Wouldn't it be nice if for once you could play a Tactical RPG without needing a strategy guide, or not having to lose repeatedly on the same level until you've beaten it a day later? Well search no further than Super Dungeon Tactics on the PC. Currently, the game's availability is listed for the Fall of 2016; however, the good folks at Underbite Games kindly supplied us a demo for review. Consider this a first impressions analysis, as the copy we evaluated only had Tutorial and Quick Play options, minus a full campaign and understandably so...
Pick Up and Play is the game's strongest aspect that will most likely attract casual and curious gamers alike. As one would expect with any Tactical RPG, the goal of each mission is to move your characters across a grid like platform, similar to Chess or Checkers, while defeating the enemy team of monsters that share a similar setup to yours. Each character on your team has unique moving capabilities, class-type statistics, and strengths and weaknesses associated to that character's role on the team. Level objectives range from team survival, clear the map of enemies, or mission specific.

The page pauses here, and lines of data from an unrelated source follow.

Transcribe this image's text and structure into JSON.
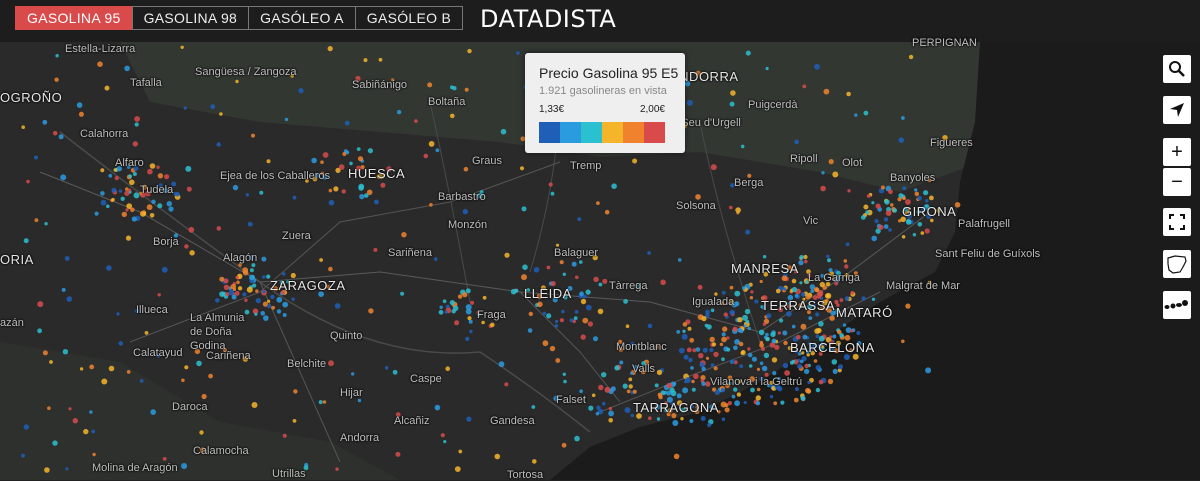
{
  "tabs": [
    {
      "label": "GASOLINA 95",
      "active": true
    },
    {
      "label": "GASOLINA 98",
      "active": false
    },
    {
      "label": "GASÓLEO A",
      "active": false
    },
    {
      "label": "GASÓLEO B",
      "active": false
    }
  ],
  "brand": "DATADISTA",
  "legend": {
    "title": "Precio Gasolina 95 E5",
    "count": "1.921 gasolineras en vista",
    "min": "1,33€",
    "max": "2,00€",
    "colors": [
      "#1f5fb8",
      "#2b9be0",
      "#2bc0d0",
      "#f5b52a",
      "#f0822e",
      "#d94b4b"
    ]
  },
  "controls": [
    {
      "name": "search-icon",
      "glyph": "⌕"
    },
    {
      "name": "locate-icon",
      "glyph": "➤"
    },
    {
      "name": "zoom-in-button",
      "glyph": "+"
    },
    {
      "name": "zoom-out-button",
      "glyph": "−"
    },
    {
      "name": "fullscreen-icon",
      "glyph": "⛶"
    },
    {
      "name": "spain-map-icon",
      "glyph": ""
    },
    {
      "name": "islands-map-icon",
      "glyph": ""
    }
  ],
  "places": [
    "Estella-Lizarra",
    "Sangüesa / Zangoza",
    "Sabiñánigo",
    "Boltaña",
    "ANDORRA",
    "Puigcerdà",
    "PERPIGNAN",
    "OGROÑO",
    "Tafalla",
    "Calahorra",
    "Alfaro",
    "Tudela",
    "Ejea de los Caballeros",
    "HUESCA",
    "Graus",
    "Tremp",
    "Ripoll",
    "Olot",
    "La Seu d'Urgell",
    "Berga",
    "Figueres",
    "Banyoles",
    "GIRONA",
    "Palafrugell",
    "Barbastro",
    "Solsona",
    "Vic",
    "Monzón",
    "Zuera",
    "Borja",
    "Sariñena",
    "Balaguer",
    "MANRESA",
    "ORIA",
    "Alagón",
    "ZARAGOZA",
    "LLEIDA",
    "Tàrrega",
    "La Garriga",
    "Malgrat de Mar",
    "Sant Feliu de Guíxols",
    "Igualada",
    "TERRASSA",
    "MATARÓ",
    "Illueca",
    "La Almunia de Doña Godina",
    "Fraga",
    "Quinto",
    "BARCELONA",
    "azán",
    "Calatayud",
    "Cariñena",
    "Belchite",
    "Montblanc",
    "Valls",
    "Vilanova i la Geltrú",
    "Caspe",
    "Hijar",
    "Falset",
    "TARRAGONA",
    "Daroca",
    "Alcañiz",
    "Gandesa",
    "Andorra",
    "Calamocha",
    "Molina de Aragón",
    "Utrillas",
    "Tortosa"
  ]
}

Through the use of dice, one additional edge that Super Dungeon Tactics gives its players is the random chance to temporarily boost each member of the team individually before the start of the next round. This could include assigning a healing token to a member with low health, or boosting the defense statics of the designated paladin (knight). All of this is done at the gamer's discretion, which allows for a greater sense of tactics while being driven by chance.
After playing the Quick Play feature, I was immediately thrilled at the idea of being able to create my own guild. I was not forced into having the traditional warrior, wizard, and rogue class setup, which most Tactical RPG's are tailored to. If I wanted to blindly charge into combat with a ranger, warden, and rogue character (all in which are ranged based and easily killed), I could do so foolishly. This unexpected level of freedom was a refreshing change to a game that I would've originally assumed to have an identical play-style to other games within the genre.
Conclusion: As I realize this was a demo, the potential this game has is amazing. Characters could be leveled up in the campaign, or they might be acquired under specific conditions in the mission. I was glad to see that the idea of simplicity has not been lost in the gaming world, but more importantly, has value and influence in how a game is developed. I'm looking forward to seeing the finished product!